– Девушка, а девушка! Ау! Можно с вами познакомиться? Как вас зовут?

Ну вот же он, подходящий момент! Ответь – Алина. Я не Ника, меня зовут Алина. Алина Некрасова. Смелее!

Алина набрала полную грудь воздуха, но сказать ничего не успела – на пороге дома появился Костас и приветливо помахал рукой:

– Здравствуйте!

– Пойдем, – шепнул Димитрис, помогая Алине выйти из машины. – Не волнуйся, все будет хорошо. Я рядом. Несмотря ни на что.

Все равно было страшно. Ведь Алина и сама понимала, что все слишком быстро, прошло всего чуть больше месяца с момента, когда они с Димкой поняли – это он(а). Осознали, почувствовали это сердцем, душой, всем своим существом. И даже разумом.

А вот если руководство отдать только ему, разуму, то и кажется, что ничего серьезного за месяц возникнуть не может. К тому же какая пошлость – начальник и секретарша! Как в дурацком женском романчике про властного босса. Алина ни разу не смогла осилить ни одно из подобных «произведений», хотя читать очень любила – тошнило от убогого языка и картонных персонажей.

И вот такой пердимонокль! Это забавное слово как нельзя лучше иллюстрировало случившееся с Алиной. Так ей, во всяком случае, казалось.

Поэтому первые минут двадцать совместного обеда прошли ужасно, аккуратно есть не получалось – безобразно дрожали руки, непринужденно поддерживать беседу – тоже, безобразно дрожал голос, когда она односложно реагировала на обращенные к ней реплики. Этого нельзя было не заметить, и мать Димитриса несколько раз многозначительно переглянулась с мужем.

Непринужденная беседа довольно быстро превратилась в принужденную, напряжение нарастало, больше всего Алине хотелось расплакаться и убежать. Димитрис, похоже, ощущал что-то похожее, но это его не травмировало, скорее злило.

И когда беседа окончательно иссякла, уступив место негромкому позвякиванию столовых приборов, Димитрис заметил, как в тарелку опустившей голову Алины капнула слезинка. Он решительно отложил в сторону приборы, взял бокал с вином и встал, отодвинув стул.

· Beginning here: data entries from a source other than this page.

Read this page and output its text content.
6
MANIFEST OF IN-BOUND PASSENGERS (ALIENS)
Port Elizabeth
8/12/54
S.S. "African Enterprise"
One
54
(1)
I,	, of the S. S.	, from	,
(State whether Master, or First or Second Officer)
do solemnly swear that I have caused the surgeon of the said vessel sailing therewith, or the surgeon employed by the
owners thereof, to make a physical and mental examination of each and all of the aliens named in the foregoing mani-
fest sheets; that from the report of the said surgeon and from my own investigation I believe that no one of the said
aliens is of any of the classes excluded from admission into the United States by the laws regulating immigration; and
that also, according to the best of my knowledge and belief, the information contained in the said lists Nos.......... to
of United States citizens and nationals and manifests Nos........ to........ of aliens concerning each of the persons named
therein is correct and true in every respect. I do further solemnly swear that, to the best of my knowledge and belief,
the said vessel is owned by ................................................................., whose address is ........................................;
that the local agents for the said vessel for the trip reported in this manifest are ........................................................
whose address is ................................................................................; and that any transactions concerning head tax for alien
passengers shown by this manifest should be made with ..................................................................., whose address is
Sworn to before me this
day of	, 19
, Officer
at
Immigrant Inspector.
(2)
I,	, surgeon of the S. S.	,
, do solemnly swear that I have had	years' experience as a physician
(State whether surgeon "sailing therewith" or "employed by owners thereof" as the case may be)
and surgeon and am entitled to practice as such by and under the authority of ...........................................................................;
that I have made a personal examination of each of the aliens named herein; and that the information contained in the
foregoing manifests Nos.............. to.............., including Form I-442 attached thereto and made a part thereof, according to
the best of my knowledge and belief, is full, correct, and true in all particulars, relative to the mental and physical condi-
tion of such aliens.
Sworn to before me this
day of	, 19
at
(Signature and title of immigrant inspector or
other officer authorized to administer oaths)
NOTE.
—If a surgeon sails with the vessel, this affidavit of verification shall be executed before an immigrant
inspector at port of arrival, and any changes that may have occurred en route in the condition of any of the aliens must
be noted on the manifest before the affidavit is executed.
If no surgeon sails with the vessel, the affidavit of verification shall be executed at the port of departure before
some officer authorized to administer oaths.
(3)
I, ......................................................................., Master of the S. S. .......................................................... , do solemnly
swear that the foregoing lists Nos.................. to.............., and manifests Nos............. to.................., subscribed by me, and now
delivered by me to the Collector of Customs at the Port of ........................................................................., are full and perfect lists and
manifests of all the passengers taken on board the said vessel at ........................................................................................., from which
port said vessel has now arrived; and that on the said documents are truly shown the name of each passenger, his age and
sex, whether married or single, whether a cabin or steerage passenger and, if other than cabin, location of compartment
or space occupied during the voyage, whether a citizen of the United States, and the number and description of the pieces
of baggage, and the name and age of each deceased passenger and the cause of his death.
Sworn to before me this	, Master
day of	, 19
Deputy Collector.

– Димми, что ты делаешь? – удивленно изогнула бровь Атанасия.

– Я хочу выпить стоя…

– За прекрасных дам? – улыбнулся отец.

– Это чуть позже, папа, а сейчас – за одну даму, самую для меня прекрасную, самую любимую, самую желанную. За тебя, Ника!

Залпом выпил вино, почти силой поднял девушку с места и поцеловал. Не легким чмоком, а настоящим, глубоким и страстным поцелуем.

И Алина поняла, вернее – ощутила, что сказки не всегда врут. И поцелуем можно разбудить спящую принцессу, вернуть ее к жизни. А в ее случае – вернуть уверенность в себе, в Димитрисе, в том, что он ее действительно любит, и рядом с ним ей нечего и некого бояться.

Слезы, нетерпеливо толпившиеся у выхода из глаз, озадаченно переглянулись, понимая, что такая желанная свобода им больше не светит, и придется вернуться в осточертевшие слезные мешочки. Кукситься и плакать их хозяйка явно больше не собирается, во всяком случае, сейчас.

Костас смотрел на целующуюся пару с улыбкой, а вот Атанасия поджала губы. Она понимала, что ведет себя как классическая вредная мамаша, ревнующая своего сыночка к его девушке, но ей было реально обидно. И держать эту обиду в себе она не собиралась, ведь чем больше копишь в себе невысказанных слов, тем глубже на лице морщины.

– Это очень мило, Димитрис, – от голоса Атанасии замерзло все в радиусе трех метров, в зону поражения попала и целующаяся пара, из единого целого распавшаяся на две составляющие, – но можно было и обойтись без намеренного унижения матери.

– Унижения? – озадачено нахмурился Димитрис, покрепче придержав за талию вздрогнувшую спутницу. – О чем ты?